If Alec Baldwin playing a petulant, business-obsessed baby who whips up a whirlwind in a white house feels a deliciously resonant idea in Trumpworld, it’s perhaps best to remember the wheels of computer animation grind slowly. Based on Marla Frazee’s 2010 children’s book, The Boss Baby was in production far too long to channel Baldwin’s spot-on SNL impression. Instead, it offers a frenetic, intermittently visually arresting, mostly unfunny re-spin of the Toy Story dynamic: chiefly a self-absorbed character has his nose put out of joint by a braggart but has to form an unlikely alliance to save the day.

The Boss Baby is hopped up on energy but never harnesses it effectively.

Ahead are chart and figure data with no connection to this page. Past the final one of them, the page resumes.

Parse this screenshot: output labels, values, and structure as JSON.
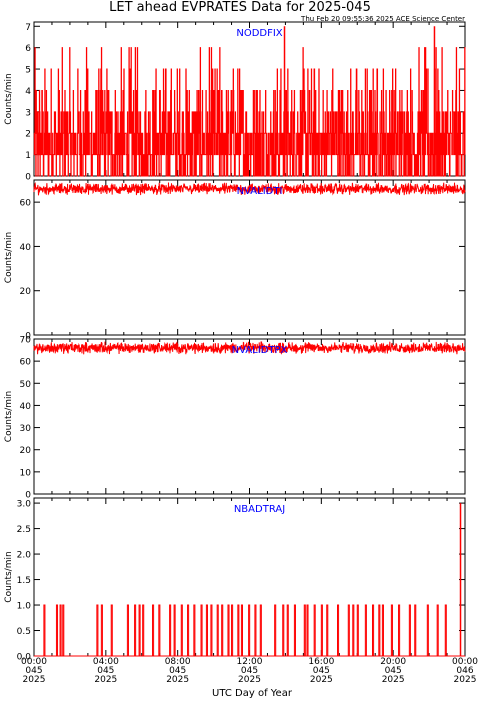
{
  "title": "LET ahead EVPRATES Data for 2025-045",
  "timestamp": "Thu Feb 20 09:55:36 2025 ACE Science Center",
  "x_axis_title": "UTC Day of Year",
  "x_ticks": [
    {
      "time": "00:00",
      "day": "045",
      "year": "2025"
    },
    {
      "time": "04:00",
      "day": "045",
      "year": "2025"
    },
    {
      "time": "08:00",
      "day": "045",
      "year": "2025"
    },
    {
      "time": "12:00",
      "day": "045",
      "year": "2025"
    },
    {
      "time": "16:00",
      "day": "045",
      "year": "2025"
    },
    {
      "time": "20:00",
      "day": "045",
      "year": "2025"
    },
    {
      "time": "00:00",
      "day": "046",
      "year": "2025"
    }
  ],
  "colors": {
    "data": "#ff0000",
    "label": "#0000ff",
    "axis": "#000000"
  },
  "chart_data": [
    {
      "type": "line",
      "series": [
        {
          "name": "NODDFIX"
        }
      ],
      "ylabel": "Counts/min",
      "ylim": [
        0,
        7.2
      ],
      "yticks": [
        0,
        1,
        2,
        3,
        4,
        5,
        6,
        7
      ],
      "ytick_labels": [
        "0",
        "1",
        "2",
        "3",
        "4",
        "5",
        "6",
        "7"
      ],
      "xlim_hours": [
        0,
        24
      ],
      "noise": {
        "mode": "discrete",
        "levels": [
          0,
          1,
          2,
          3,
          4,
          5,
          6
        ],
        "weights": [
          0.2,
          0.3,
          0.25,
          0.12,
          0.07,
          0.04,
          0.02
        ]
      },
      "spikes": [
        {
          "x_hours": 13.95,
          "y": 7
        },
        {
          "x_hours": 22.3,
          "y": 7
        }
      ],
      "samples": 1440
    },
    {
      "type": "line",
      "series": [
        {
          "name": "NVALIDTI"
        }
      ],
      "ylabel": "Counts/min",
      "ylim": [
        0,
        70
      ],
      "yticks": [
        0,
        20,
        40,
        60
      ],
      "ytick_labels": [
        "0",
        "20",
        "40",
        "60"
      ],
      "xlim_hours": [
        0,
        24
      ],
      "noise": {
        "mode": "band",
        "mean": 66,
        "spread": 3
      },
      "samples": 1440
    },
    {
      "type": "line",
      "series": [
        {
          "name": "NVALIDTPX"
        }
      ],
      "ylabel": "Counts/min",
      "ylim": [
        0,
        70
      ],
      "yticks": [
        0,
        10,
        20,
        30,
        40,
        50,
        60,
        70
      ],
      "ytick_labels": [
        "0",
        "10",
        "20",
        "30",
        "40",
        "50",
        "60",
        "70"
      ],
      "xlim_hours": [
        0,
        24
      ],
      "noise": {
        "mode": "band",
        "mean": 66,
        "spread": 3
      },
      "samples": 1440
    },
    {
      "type": "line",
      "series": [
        {
          "name": "NBADTRAJ"
        }
      ],
      "ylabel": "Counts/min",
      "ylim": [
        0,
        3.1
      ],
      "yticks": [
        0,
        0.5,
        1,
        1.5,
        2,
        2.5,
        3
      ],
      "ytick_labels": [
        "0.0",
        "0.5",
        "1.0",
        "1.5",
        "2.0",
        "2.5",
        "3.0"
      ],
      "xlim_hours": [
        0,
        24
      ],
      "pulses": [
        0.55,
        1.25,
        1.45,
        1.6,
        3.5,
        3.75,
        4.3,
        5.2,
        5.6,
        5.85,
        6.05,
        6.6,
        6.95,
        7.55,
        7.8,
        8.2,
        8.55,
        8.9,
        9.3,
        9.6,
        9.85,
        10.2,
        10.45,
        10.8,
        11.0,
        11.35,
        11.55,
        11.95,
        12.3,
        12.6,
        13.4,
        13.85,
        14.1,
        14.5,
        15.05,
        15.2,
        15.6,
        16.0,
        16.3,
        16.9,
        17.5,
        17.75,
        18.0,
        18.45,
        18.85,
        19.2,
        19.4,
        19.9,
        20.3,
        20.9,
        21.2,
        21.9,
        22.45,
        22.9
      ],
      "spikes": [
        {
          "x_hours": 23.75,
          "y": 3.0
        }
      ]
    }
  ]
}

There is an obvious metaphor at the heart of the story that parents will recognise: babies enter the family business and start running the household like a megalomaniac tycoon, disrupting routines, wielding whims and displacing old-timers, in this case seven-year-old big brother Tim, now relegated in his parents’ priorities. Yet the way The Boss Baby engages with the idea is distancing rather than engaging. As set up in a slick opening ten minutes, Tim is a kid with a sprightly imagination — dinner is a jungle adventure, going downstairs a voyage under the sea — and the arrival of the new baby is parlayed as a hostile corporate takeover. Rather than just invent a world where a baby can be a talking business hard-ass (in the way Family Guy gives no explanations for Stewie), what we are watching is all in Tim’s head, so immediately the action is at arm’s length. It’s hard to invest when what you are watching is one 97-minute flight of fantasy.

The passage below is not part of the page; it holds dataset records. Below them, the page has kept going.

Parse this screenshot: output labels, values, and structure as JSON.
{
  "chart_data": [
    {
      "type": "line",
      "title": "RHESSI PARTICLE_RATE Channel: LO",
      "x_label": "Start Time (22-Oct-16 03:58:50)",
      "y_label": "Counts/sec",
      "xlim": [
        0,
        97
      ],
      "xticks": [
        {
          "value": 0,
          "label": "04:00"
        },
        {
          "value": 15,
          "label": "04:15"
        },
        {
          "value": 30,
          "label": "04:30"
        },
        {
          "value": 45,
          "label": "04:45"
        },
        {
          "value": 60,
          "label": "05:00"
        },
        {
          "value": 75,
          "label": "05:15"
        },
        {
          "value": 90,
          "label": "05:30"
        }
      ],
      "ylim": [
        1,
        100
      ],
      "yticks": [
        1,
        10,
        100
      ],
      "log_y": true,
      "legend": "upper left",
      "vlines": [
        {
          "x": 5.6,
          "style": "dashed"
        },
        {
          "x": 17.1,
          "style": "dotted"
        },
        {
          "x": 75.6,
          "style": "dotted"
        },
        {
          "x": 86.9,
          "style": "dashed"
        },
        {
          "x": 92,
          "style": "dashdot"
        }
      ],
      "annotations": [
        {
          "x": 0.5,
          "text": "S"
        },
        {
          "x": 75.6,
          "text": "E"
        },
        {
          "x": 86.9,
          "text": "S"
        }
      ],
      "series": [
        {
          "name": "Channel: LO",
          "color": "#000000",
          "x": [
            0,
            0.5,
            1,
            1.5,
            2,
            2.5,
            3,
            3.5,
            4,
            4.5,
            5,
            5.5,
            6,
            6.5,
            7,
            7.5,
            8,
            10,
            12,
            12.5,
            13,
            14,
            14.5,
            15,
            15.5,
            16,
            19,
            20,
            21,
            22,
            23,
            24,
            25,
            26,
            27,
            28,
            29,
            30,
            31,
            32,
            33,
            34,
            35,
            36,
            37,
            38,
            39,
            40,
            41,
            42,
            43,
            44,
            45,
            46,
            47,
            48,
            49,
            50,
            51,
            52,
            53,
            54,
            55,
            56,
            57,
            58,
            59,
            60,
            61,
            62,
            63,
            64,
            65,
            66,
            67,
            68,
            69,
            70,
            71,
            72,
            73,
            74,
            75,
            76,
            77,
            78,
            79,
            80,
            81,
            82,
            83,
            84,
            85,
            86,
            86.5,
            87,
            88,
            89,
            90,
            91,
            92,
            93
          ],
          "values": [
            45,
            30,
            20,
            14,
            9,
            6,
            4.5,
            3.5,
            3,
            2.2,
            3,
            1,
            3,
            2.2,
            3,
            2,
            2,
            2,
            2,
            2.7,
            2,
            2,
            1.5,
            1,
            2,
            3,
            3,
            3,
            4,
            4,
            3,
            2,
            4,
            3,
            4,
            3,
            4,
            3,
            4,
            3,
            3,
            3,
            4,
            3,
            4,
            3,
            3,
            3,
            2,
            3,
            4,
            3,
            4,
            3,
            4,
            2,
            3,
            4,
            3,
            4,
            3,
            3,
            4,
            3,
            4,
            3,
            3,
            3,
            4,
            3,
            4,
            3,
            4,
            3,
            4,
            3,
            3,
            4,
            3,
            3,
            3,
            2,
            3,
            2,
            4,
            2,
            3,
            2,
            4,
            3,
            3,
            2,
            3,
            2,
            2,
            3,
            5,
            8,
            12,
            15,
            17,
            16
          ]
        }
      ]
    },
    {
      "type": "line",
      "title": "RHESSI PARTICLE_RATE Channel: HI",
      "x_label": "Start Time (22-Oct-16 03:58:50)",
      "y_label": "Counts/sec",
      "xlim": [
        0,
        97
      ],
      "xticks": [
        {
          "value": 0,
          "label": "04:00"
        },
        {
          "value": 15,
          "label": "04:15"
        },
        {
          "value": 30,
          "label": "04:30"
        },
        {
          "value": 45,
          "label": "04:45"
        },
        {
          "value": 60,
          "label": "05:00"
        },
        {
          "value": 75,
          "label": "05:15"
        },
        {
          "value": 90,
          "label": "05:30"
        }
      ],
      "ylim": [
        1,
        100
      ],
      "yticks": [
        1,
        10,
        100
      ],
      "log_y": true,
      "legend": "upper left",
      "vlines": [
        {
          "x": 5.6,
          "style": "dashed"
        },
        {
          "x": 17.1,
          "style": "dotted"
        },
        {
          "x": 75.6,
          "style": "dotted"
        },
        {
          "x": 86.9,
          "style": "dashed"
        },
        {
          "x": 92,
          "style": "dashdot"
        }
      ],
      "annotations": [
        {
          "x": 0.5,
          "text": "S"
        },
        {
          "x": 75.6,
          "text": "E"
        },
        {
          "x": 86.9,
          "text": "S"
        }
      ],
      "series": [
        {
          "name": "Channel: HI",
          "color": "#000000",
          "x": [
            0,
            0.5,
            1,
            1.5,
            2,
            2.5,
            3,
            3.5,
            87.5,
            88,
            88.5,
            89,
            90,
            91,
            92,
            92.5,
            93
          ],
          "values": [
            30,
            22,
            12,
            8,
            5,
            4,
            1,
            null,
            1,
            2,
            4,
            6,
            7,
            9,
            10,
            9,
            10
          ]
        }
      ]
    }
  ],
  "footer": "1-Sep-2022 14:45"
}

It then doesn’t help that the imagined mythos of The Boss Baby is convoluted and mechanical. The Boss Baby is on a mission from Baby Corp, the (visually splendid) heavenly factory where all infants come from, to uncover new intel on Forever Puppy, an engineered everlasting pooch designed to divert the love away from children. As Tim realises The Boss Baby will leave when he completes the mission, the film becomes a buddy picture as the mismatched duo put differences aside to find the Forever Puppy. Cue an unfunny break-in into a pet expo, a baddie who wants to destroy the world, a magic formula that keeps people from growing up and obvious messaging about the need for sharing and love.

In places, it has visual panache, some fun gags (a charming talcum powder fart joke) and delivers an exciting set-piece in a garden chase scored to the ’70s cop show S.W.A.T. theme. As is the DreamWorks way, it also features some of the most random referencing, from The Apartment to Raiders to The Six Million Dollar Man. It’s a scattershot approach that informs the entire film. The Boss Baby is hopped up on energy but never harnesses it effectively. There are laughs and heart buried in this idea somewhere. Shame the film is too hyperactive to find them.

The Boss Baby has interesting visual textures, a few good jokes and Baldwin has fun. But these elements never transcend an odd premise that fails to deliver big laughs or emotional heft.